AI agents can beat doctors in clinical decision-making

Two AI large language models (LLMs) have shown they can match and even surpass doctors in virtual testing, although their developers say it is too early for them to be used in real-world settings.

The agents – one called MIRA, which was developed by academic researchers in Germany and Google's AMIE agent – are described in two papers published in the journal Nature.

The studies provide evidence that LLMs have potential as broad toolkits, coming up with diagnoses, handling patient management, and conceiving care plans, for example, that extend beyond the typically narrow tasks they are currently used for in medicine, such as diagnostic support.

Drawing on data from patient histories and laboratory, imaging, and microbiology tests, MIRA (Medical Intelligence for Reasoning and Action) was found to have a diagnostic accuracy across eight test conditions that was similar to that of two groups of mixed-experience and board-certified physicians, and was better on some; notably, pancreatitis.

MIRA also proved to be better at some other tasks, like correctly ordering surgical procedures, managing intravenous fluid, and painkiller use, while 99.8% of its medicine recommendations were deemed to be correct and therapeutic decisions were more closely aligned with clinical guidelines.

AMIE (Articulate Medical Intelligence Explorer), meanwhile, was compared to primary care physicians and was found to generate higher-rated and more precise treatment and investigation plans, which met the criteria for non-inferiority, but were numerically superior across multiple measures.

Both research teams concluded that, while promising, the LLMs will need to be validated in prospective studies before their potential can be realised in real-world clinical practice, particularly as there were cases of divergence from recommended practice.

One commentator on the studies, health informatics and data science specialist Prof Julie Jacko of the University of Edinburgh in the UK, said both were rigorously conducted, but are demonstrating performance in a simulated environment that cannot fully capture "the complexity of real clinical decision-making."

That sentiment was echoed by Oxford sociologist, Prof Catherine Pope, who said the studies are "some remove from the messy, complex, human world of everyday healthcare" where doctors must often contend with incomplete and sometimes conflicting data.

She added: "Use in the real world will need to be in partnership with clinicians: these technologies are unlikely to replace doctors, and many will contend that they crucially do not and cannot substitute for the essential human aspects of care."

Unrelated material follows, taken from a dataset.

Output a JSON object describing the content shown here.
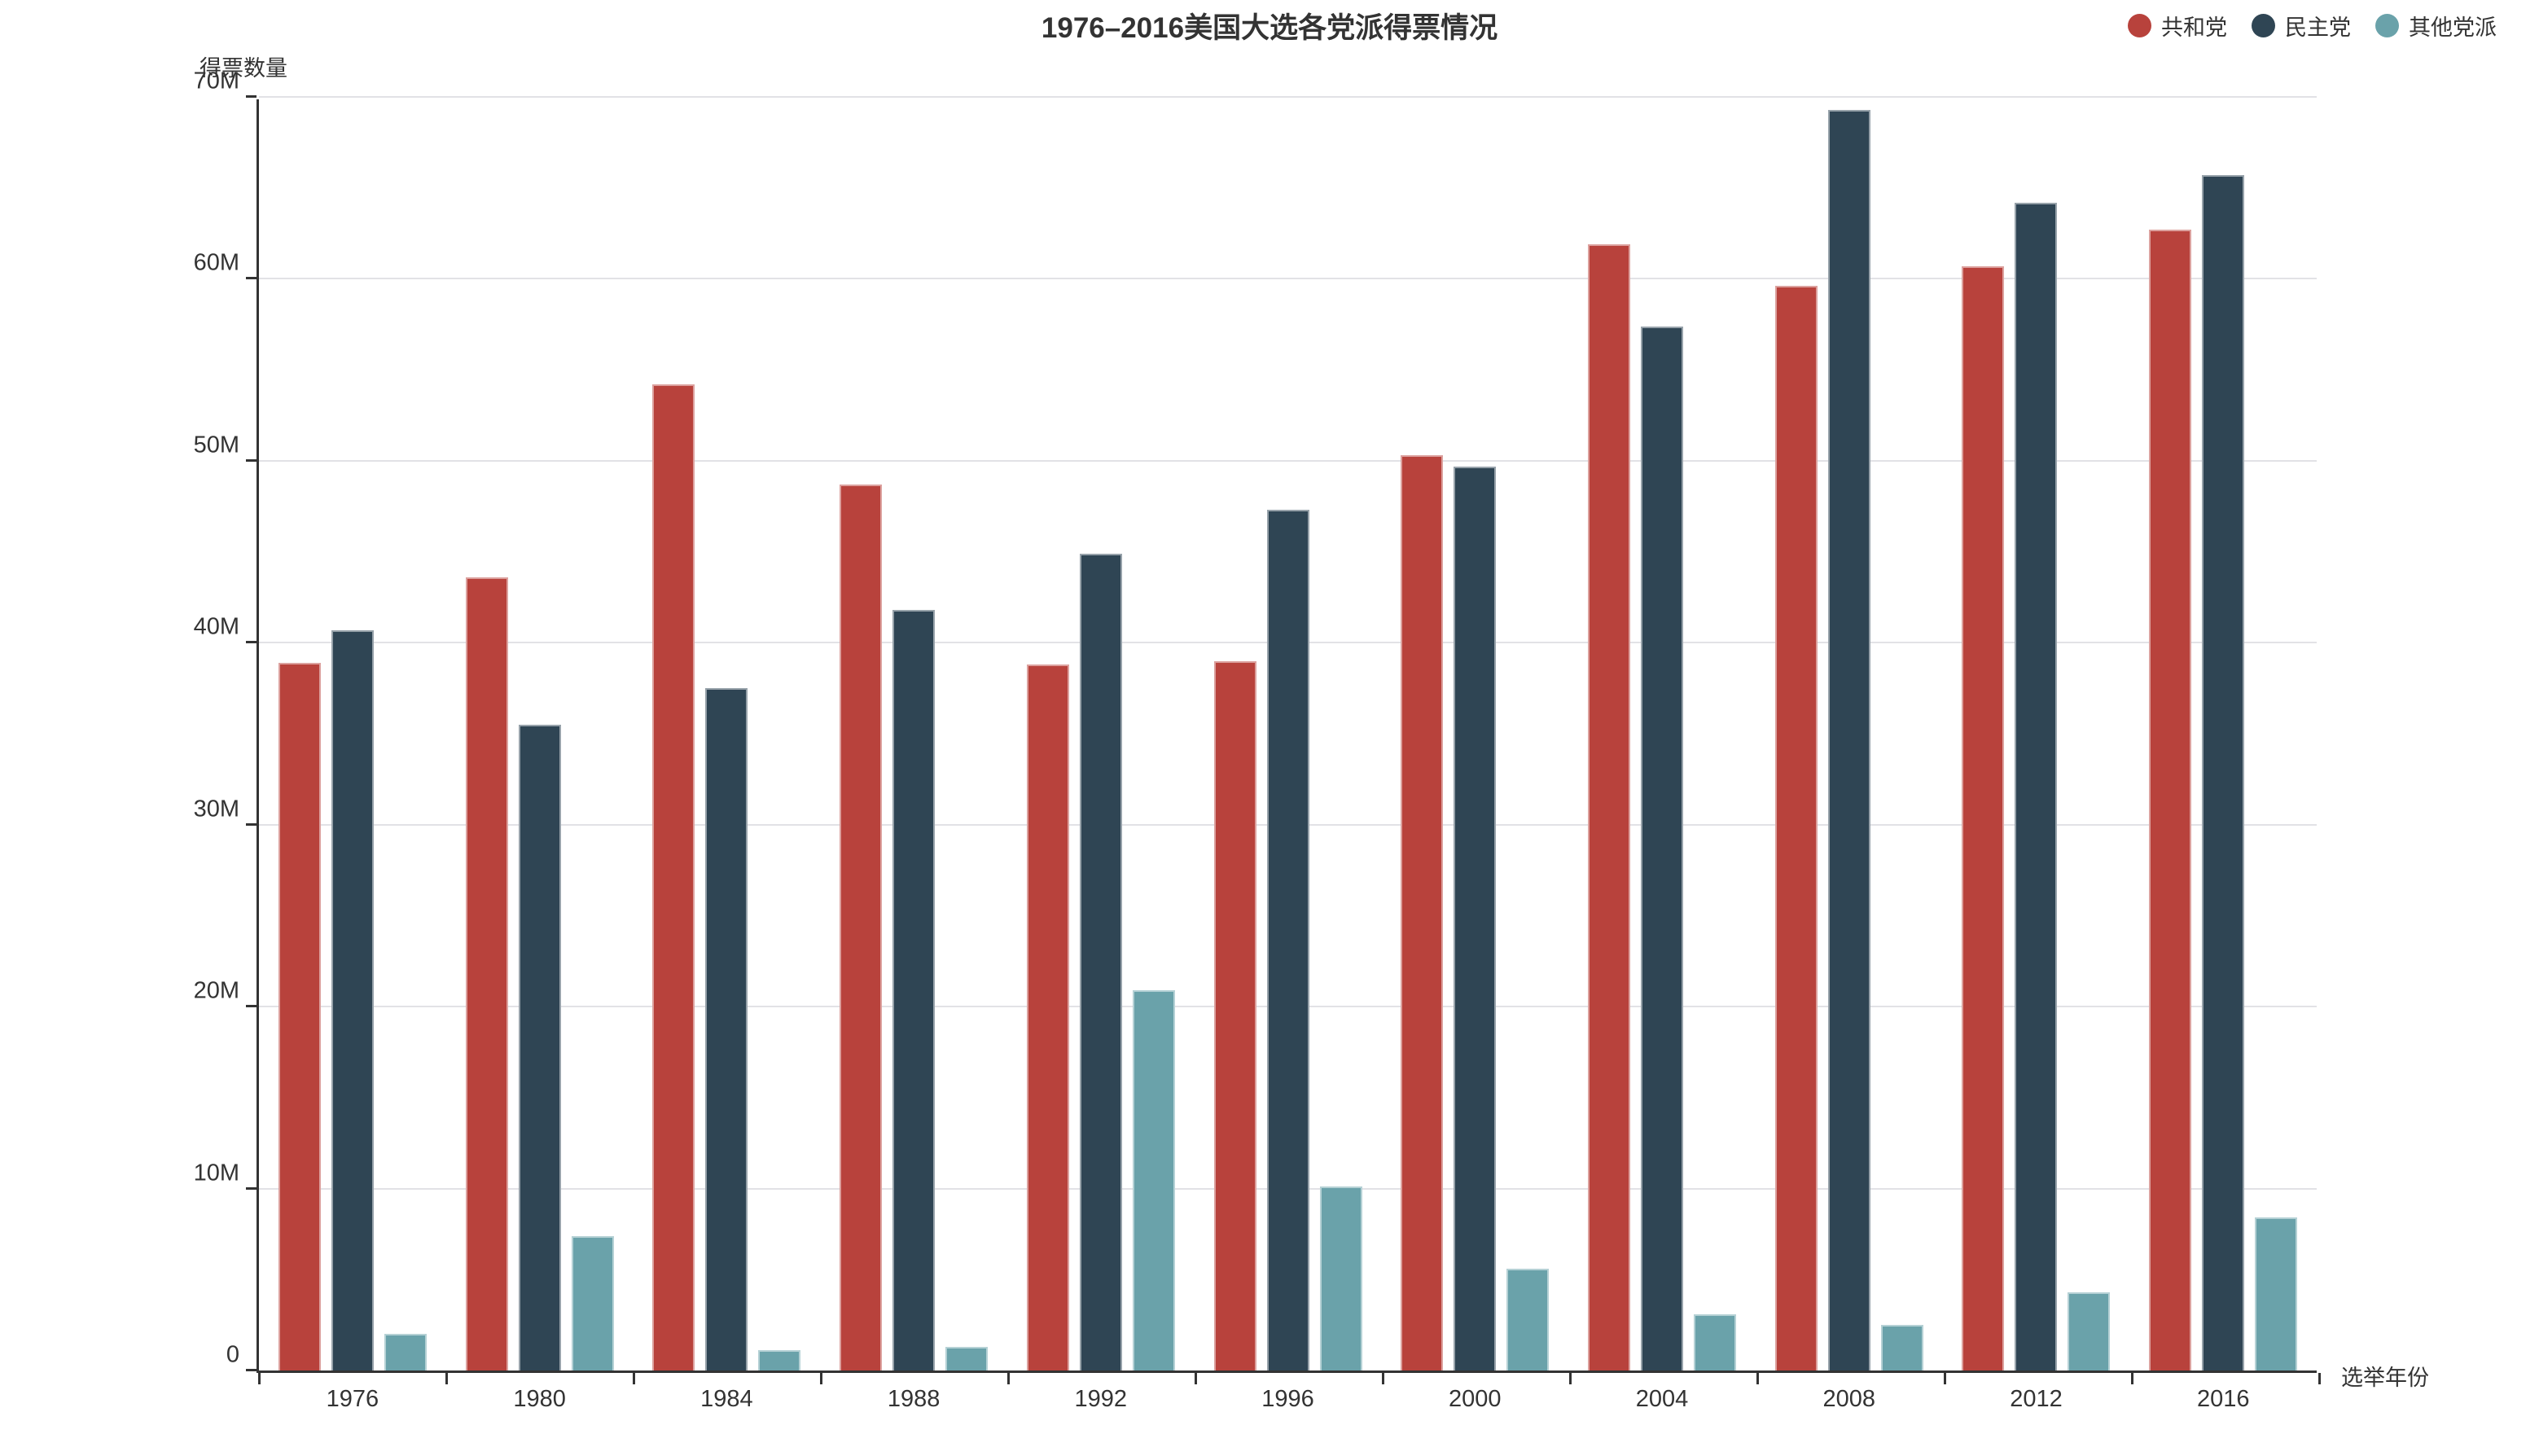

Giving a clinician's perspective, cardiologist and scientist Eric Topol, director of the Scripps Research Translational Institute, said in a blog post that a crucial consideration is that both MIRA and AMIE are text-only AIs, "meaning all the other things that are part of medicine, from the patient's non-verbal communication and tone of voice to the review of actual medical images, were not included."

He added: "The [...] LLMs will keep getting better. In fact, the ones used in these [two] reports are already obsolete. You can think of MIRA and AIME as a major step forward within the constraints of a simulation, not real medicine. But the improvements in AI's capabilities are coming fast, and it would not be surprising to see some of the benefits here extended to the actual practice of medicine."